Holders of Mesoblast Limited (ASX: MSB) shares have responded positively to assurances from the company’s CEO that the US Food and Drug Administration (FDA) has not halted the development program of its key drug.
According to reporting by the Australian Financial Review (AFR), the Mesoblast share price has been sliding this week on news the FDA is upping its scrutiny of remestemcel-L.
In Mesoblast’s report for the financial year 2021, it stated the FDA has recently stipulated the company needs to provide potency assays before commencing a newly required additional clinical study. Only then, might the FDA approve remestemcel-L for emergency use to treat acute respiratory distress syndrome (ARDS) in COVID-19 sufferers.
The AFR quoted Mesoblast CEO, Silviu Itescu:
As Mesoblast has told the market, it is planning to meet with FDA in the coming quarter to present data on the potency assay for remestemcel-L in the treatment of children with acute GVHD.

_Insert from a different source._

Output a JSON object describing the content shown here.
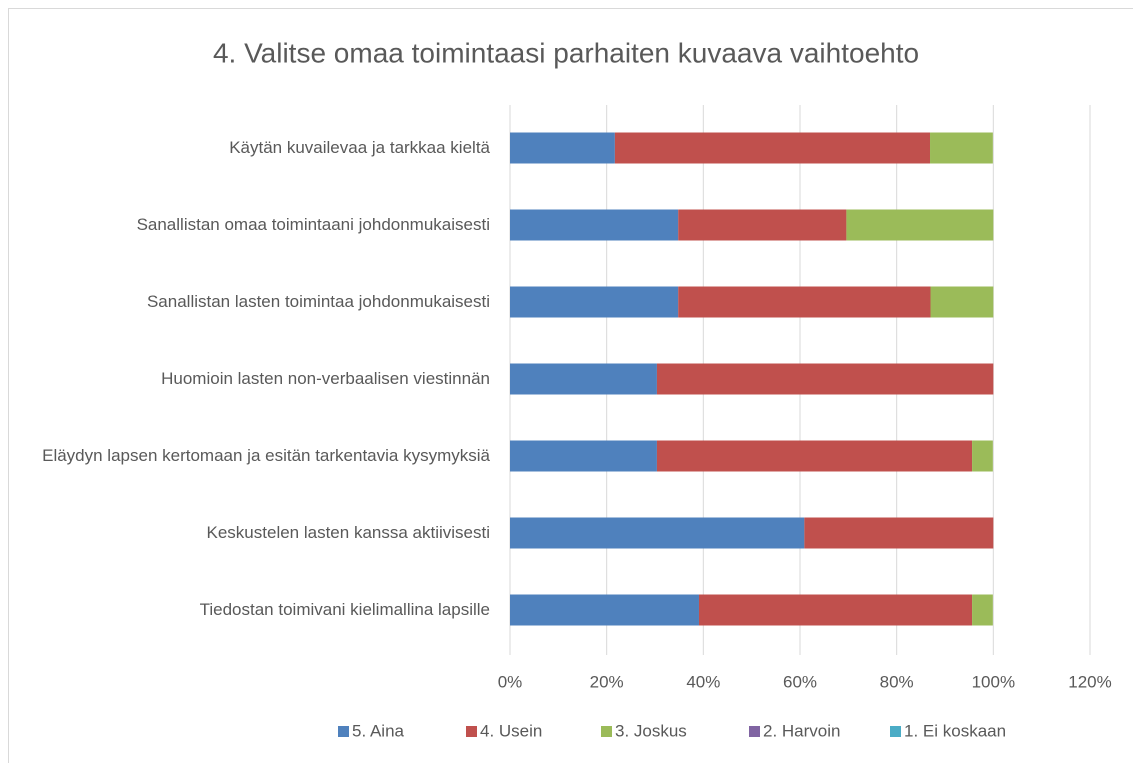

The potency assays for remestemcel-L’s trial to treat pediatric steroid refractory acute graft versus host disease (SR-aGVHD) will likely be cross-referenced in the company’s submission for emergency use authorisation to treat ARDS in COVID-19 sufferers during the pandemic.

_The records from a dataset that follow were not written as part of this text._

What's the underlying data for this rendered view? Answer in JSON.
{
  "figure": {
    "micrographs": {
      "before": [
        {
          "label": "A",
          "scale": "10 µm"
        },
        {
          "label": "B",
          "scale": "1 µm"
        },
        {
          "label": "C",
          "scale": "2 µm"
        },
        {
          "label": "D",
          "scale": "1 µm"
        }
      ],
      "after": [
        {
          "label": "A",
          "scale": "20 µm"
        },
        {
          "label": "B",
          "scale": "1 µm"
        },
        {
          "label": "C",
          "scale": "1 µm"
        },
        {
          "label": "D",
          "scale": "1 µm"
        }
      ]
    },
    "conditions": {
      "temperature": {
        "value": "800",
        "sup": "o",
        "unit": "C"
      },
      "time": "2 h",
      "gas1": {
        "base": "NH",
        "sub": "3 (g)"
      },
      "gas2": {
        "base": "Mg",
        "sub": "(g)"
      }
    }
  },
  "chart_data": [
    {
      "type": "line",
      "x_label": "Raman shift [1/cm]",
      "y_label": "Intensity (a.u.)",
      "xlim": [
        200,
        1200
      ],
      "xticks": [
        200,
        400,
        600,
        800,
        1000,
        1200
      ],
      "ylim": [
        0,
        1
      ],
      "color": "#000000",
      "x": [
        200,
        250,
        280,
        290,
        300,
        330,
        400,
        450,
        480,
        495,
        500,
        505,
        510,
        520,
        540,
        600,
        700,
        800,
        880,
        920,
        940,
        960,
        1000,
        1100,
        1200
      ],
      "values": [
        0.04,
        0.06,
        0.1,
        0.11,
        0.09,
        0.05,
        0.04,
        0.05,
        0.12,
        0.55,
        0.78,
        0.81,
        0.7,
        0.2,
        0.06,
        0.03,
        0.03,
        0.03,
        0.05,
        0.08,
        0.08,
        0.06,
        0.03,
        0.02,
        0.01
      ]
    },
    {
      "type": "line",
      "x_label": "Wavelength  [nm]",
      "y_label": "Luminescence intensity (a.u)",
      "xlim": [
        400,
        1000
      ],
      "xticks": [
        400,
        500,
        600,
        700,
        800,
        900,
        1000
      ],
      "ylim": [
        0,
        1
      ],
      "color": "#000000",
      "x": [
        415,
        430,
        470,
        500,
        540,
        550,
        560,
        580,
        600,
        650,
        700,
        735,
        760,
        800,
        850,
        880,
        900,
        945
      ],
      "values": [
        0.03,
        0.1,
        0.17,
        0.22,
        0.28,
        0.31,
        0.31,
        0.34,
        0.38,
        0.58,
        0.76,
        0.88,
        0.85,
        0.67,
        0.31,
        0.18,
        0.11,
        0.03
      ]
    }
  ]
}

The Mesoblast share price fell 5.7% yesterday to finish the session trading at $1.57. It also dropped 15.3% on Tuesday after it released its FY21 earnings.

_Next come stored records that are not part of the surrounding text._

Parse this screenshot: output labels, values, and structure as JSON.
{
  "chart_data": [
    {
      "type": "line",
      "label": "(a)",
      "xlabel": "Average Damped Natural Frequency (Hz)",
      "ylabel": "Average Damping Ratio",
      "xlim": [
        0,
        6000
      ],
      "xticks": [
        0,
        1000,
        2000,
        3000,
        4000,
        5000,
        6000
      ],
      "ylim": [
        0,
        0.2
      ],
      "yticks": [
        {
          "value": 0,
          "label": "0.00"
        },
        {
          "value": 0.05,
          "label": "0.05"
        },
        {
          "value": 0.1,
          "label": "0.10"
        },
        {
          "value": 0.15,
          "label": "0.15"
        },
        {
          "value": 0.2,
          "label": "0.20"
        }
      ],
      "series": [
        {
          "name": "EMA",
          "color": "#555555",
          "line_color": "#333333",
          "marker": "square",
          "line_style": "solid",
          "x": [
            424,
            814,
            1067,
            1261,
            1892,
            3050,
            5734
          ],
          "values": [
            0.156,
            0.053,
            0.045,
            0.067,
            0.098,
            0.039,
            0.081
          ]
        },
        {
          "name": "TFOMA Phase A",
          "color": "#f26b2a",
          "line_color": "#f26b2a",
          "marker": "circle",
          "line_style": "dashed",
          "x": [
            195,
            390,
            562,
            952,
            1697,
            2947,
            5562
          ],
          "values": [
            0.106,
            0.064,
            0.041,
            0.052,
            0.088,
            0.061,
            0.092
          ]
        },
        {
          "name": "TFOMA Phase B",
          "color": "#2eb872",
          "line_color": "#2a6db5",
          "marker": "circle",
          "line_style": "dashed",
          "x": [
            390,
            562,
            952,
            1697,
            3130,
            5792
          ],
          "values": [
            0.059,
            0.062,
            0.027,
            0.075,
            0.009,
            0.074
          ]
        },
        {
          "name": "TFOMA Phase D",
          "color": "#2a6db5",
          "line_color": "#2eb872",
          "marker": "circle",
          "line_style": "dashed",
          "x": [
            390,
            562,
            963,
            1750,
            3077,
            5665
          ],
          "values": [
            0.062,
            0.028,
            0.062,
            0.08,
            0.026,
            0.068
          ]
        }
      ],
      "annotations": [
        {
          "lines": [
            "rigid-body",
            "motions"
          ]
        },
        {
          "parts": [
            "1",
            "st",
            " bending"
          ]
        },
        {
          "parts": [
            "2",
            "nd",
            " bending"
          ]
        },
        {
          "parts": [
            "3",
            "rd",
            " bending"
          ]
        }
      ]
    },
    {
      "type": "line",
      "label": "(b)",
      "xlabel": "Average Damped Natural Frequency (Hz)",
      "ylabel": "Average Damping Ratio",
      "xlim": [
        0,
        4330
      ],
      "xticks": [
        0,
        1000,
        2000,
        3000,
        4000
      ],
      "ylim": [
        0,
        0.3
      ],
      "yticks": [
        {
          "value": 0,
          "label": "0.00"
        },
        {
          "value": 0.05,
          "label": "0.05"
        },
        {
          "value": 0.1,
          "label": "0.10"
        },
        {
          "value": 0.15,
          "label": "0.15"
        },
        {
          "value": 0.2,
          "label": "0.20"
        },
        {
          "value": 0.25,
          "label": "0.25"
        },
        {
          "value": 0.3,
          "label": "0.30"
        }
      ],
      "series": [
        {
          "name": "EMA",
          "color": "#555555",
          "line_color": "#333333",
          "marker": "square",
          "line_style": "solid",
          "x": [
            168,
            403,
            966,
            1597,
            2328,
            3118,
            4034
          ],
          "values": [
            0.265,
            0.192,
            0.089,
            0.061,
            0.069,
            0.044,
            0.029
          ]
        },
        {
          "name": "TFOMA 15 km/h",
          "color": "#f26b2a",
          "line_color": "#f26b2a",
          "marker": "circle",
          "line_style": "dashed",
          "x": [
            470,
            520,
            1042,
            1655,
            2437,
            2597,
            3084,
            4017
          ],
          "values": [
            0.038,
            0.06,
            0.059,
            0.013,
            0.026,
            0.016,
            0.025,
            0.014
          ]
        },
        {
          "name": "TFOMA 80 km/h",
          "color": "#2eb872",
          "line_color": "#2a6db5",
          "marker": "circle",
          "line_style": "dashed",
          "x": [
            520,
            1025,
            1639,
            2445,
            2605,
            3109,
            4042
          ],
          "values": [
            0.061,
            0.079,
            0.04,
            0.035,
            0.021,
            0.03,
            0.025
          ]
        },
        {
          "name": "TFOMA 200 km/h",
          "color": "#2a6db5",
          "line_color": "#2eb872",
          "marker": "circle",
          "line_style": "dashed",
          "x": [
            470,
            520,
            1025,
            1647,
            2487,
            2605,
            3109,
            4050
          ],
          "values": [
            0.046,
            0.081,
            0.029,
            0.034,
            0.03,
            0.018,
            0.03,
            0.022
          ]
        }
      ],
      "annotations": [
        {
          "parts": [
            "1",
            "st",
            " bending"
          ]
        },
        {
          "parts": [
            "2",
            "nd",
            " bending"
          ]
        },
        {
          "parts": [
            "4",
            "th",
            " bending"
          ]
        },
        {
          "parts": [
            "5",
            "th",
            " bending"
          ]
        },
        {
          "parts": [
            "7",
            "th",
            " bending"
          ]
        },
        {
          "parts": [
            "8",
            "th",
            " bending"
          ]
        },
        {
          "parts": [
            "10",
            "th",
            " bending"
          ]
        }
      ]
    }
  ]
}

However, Mesoblast shares are gaining today. Right now, the Mesoblast share price is $1.61, 2.3% higher than yesterday’s close.
Let’s take a closer look at the assurances from the biotech company’s CEO.
Mesoblast shares gain as remestemcel-L still on FDA’s cards
The company announced results from a trial of remestemcel-L’s ability to treat ARDS in April. It found remestemcel-L reduced mortality in patients placed on ventilators after contracting COVID-19.
Following the positive result, the company decided to pursue emergency use authorisation to use the drug to treat ARDS.
However, the FDA thwarted Mesoblast’s plan to fast track the authorisation process by requiring the company to complete an additional clinical study to support remestemcel-L’s emergency use authorisation.
This week, Mesoblast announced the FDA has asked it to provide potency assays before the added clinical study begins.
Mesoblast is hoping to get FDA approval to use remestemcel-L to treat SR-aGVHD in children in the future.
The drug has also been used in a controlled study for its potential to treat inflammatory bowel conditions.
FDA negotiations may not be the only weight the Mesoblast share price is battling against.
As The Motley Fool Australia reported on Tuesday, Mesoblast lost US$98.8 million in FY21 and ended the period with just US$136.9 million left in its coffers.